Google's Doodle today honors a Mount Holyoke College graduate - Dr. Virginia Apgar.

A score lower than 7 should warn caregivers that the baby needs medical attention.

The doctor developed a newborn infant's neonatal prognosis, known as the Apgar Score, which is taken within minutes of birth and has become standard practice in hospitals worldwide. By 1937, she was the first woman to be a board-certified anaesthesiologist. In her later years, she worked for March of Dimes, a non-profit founded by President Franklin Roosevelt that initially targeted polio but went on to focus on the prevention of birth defects.

Her contributions are even more noteworthy as she did her research and inventions at a time when women were discouraged to pursue higher education in medicine. She left Columbia, got a master's degree in public health from Johns Hopkins University, and began her work on genetics.

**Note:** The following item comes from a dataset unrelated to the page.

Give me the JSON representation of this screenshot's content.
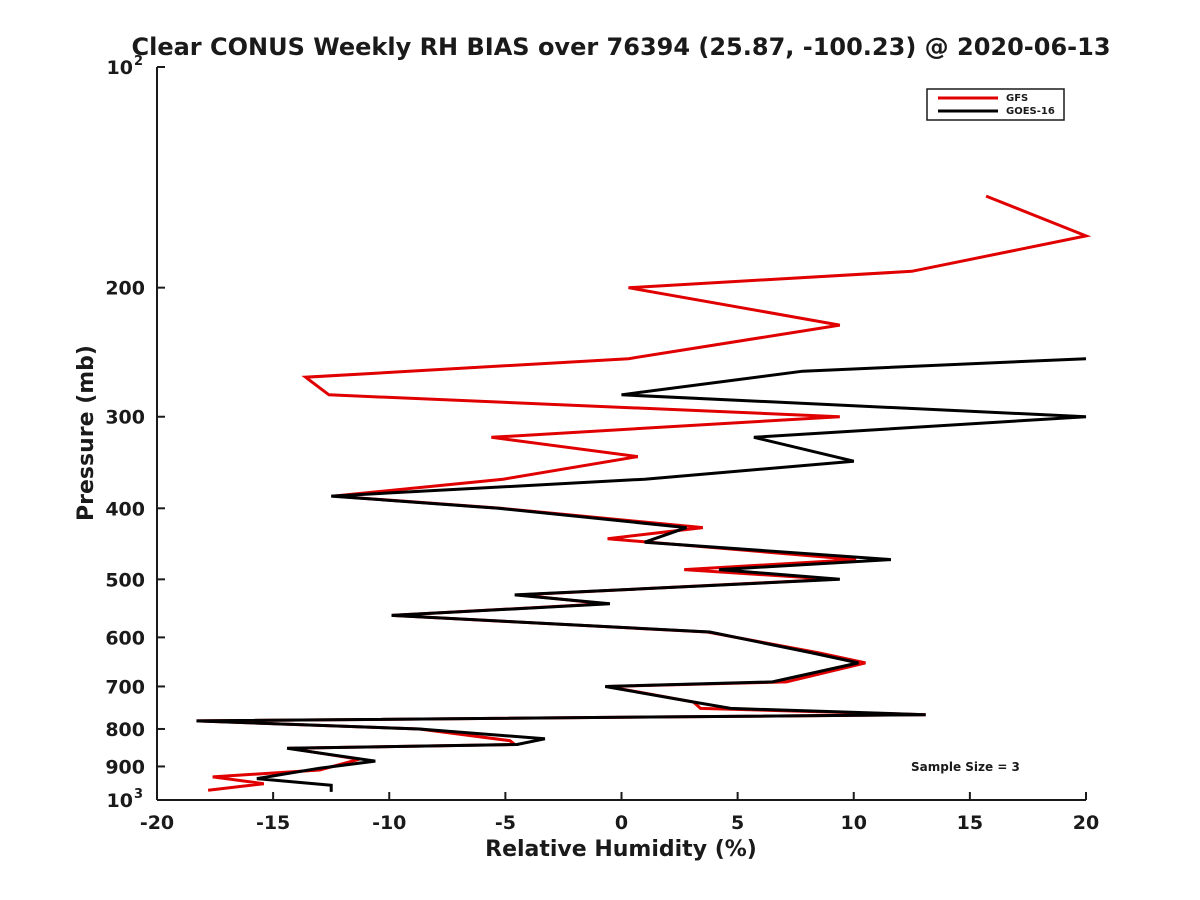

She also co-wrote the 1972 book "Is My Baby All Right?" which explained the causes and treatment of common birth defects. In 1949, she became the first woman to become a full-time professor at Columbia University.

She trained in anesthesia at the University of Wisconsin and Bellevue Hospital in the USA, but returned to Columbia-Presbyterian Hospital in 1938.

Apgar never married, and died of cirrhosis of the liver at the age of 65.